The plot I decided to improve, was found under this link https://www.visualcapitalist.com/the-worlds-biggest-startups-top-unicorns-of-2021/. I see that there are a whole lot of information that could be represented there, but were not (for example, author could have analyzed the industries as a whole, not only single start-ups)
Firstly, I have found the data frame on Kaggle, under this link: https://www.kaggle.com/datasets/ramjasmaurya/unicorn-startups
unicorns_data <- read.csv("~/Downloads/unicorns till sep 2022.csv")
library(plotly)
library(dplyr)
Then, I prepared the data:
unicorns_data$Valuation...B. <- gsub("\\$", "", unicorns_data$Valuation...B.)
unicorns_data$Valuation...B. <- gsub(",", "", unicorns_data$Valuation...B.)
unicorns_data$Valuation...B. <- as.numeric(unicorns_data$Valuation...B.)
high_value_startups <- subset(unicorns_data, Valuation...B. > 10)

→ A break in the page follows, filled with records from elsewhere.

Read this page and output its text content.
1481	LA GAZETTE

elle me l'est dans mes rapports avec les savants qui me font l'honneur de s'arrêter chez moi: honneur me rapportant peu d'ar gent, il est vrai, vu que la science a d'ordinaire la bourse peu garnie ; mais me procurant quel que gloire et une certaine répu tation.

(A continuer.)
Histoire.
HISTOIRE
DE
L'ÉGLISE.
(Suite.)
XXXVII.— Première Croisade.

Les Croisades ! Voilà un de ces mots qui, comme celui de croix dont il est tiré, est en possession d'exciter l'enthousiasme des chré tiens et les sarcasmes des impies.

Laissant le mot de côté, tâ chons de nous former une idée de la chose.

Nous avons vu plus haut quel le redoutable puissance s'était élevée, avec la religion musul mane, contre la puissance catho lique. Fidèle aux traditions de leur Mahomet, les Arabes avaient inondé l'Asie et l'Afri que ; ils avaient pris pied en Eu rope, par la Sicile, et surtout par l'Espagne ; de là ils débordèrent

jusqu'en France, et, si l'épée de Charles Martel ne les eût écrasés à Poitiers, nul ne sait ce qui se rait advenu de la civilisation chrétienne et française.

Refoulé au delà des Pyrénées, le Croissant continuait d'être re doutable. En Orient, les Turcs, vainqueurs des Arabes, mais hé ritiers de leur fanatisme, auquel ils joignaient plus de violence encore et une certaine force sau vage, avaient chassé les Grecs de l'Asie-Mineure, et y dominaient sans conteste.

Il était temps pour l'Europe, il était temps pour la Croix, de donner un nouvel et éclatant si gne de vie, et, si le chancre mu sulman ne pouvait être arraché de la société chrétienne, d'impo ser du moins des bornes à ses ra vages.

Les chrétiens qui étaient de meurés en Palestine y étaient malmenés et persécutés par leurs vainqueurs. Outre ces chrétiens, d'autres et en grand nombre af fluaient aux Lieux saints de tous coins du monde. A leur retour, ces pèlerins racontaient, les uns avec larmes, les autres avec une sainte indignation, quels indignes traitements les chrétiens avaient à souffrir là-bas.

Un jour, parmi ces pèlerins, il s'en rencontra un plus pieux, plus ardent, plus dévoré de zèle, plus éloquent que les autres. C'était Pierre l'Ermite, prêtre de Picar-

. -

industry_valuation <- high_value_startups %>%
group_by(Industry) %>%
summarise(TotalValuation = sum(Valuation...B.)) %>%
arrange(desc(TotalValuation))
high_value_startups$Industry <- factor(high_value_startups$Industry,
levels = industry_valuation$Industry)
country_valuation <- high_value_startups %>%
group_by(Country) %>%
summarise(TotalValuation = sum(Valuation...B.)) %>%
arrange(TotalValuation)
high_value_startups$Country <- factor(high_value_startups$Country,
levels = country_valuation$Country)
high_value_startups$Jittered_Industry <- jitter(as.numeric(as.factor(high_value_startups$Industry)))
high_value_startups$Jittered_Country <- jitter(as.numeric(as.factor(high_value_startups$Country)))
Here, I sorted the industries and countries by total valuation, so we could have more accurate representation of global VC-economy.
fig <- plot_ly(high_value_startups,
x = ~Jittered_Industry,
y = ~Jittered_Country,
size = ~Valuation...B.,
color = ~Industry,
text = ~paste(Company, ":", Valuation...B., "B$",", ",Country,", ",City.,"\nInvestors: ",Investors),
hoverinfo = "text",
type = 'scatter',
mode = 'markers',
showlegend=FALSE)
fig <- fig %>% layout(title = "Valuation of Startups by Industry and Country",
xaxis = list(title = "Industry", tickmode = "array", tickvals = jitter(as.numeric(as.factor(unique(high_value_startups$Industry)))), ticktext = unique(high_value_startups$Industry)),
yaxis = list(title = "Country", tickmode = "array", tickvals = jitter(as.numeric(as.factor(unique(high_value_startups$Country)))), ticktext = unique(high_value_startups$Country)))
fig
Final plot. Here, in my opinion I made it more accurate. Because original graph showed us China’s e-commerce companies at the top of the list, and suggested domination of China’s VC field. But in reality we can see that investors in 2022 preferred fintech as main startups’ industry to invest, also we can see the list of VC funds that invested in each startup, and we can make a conclusion, that still US and European global VC funds tend to invest in US or Europe.
This conclusions could not have been made from the original plot.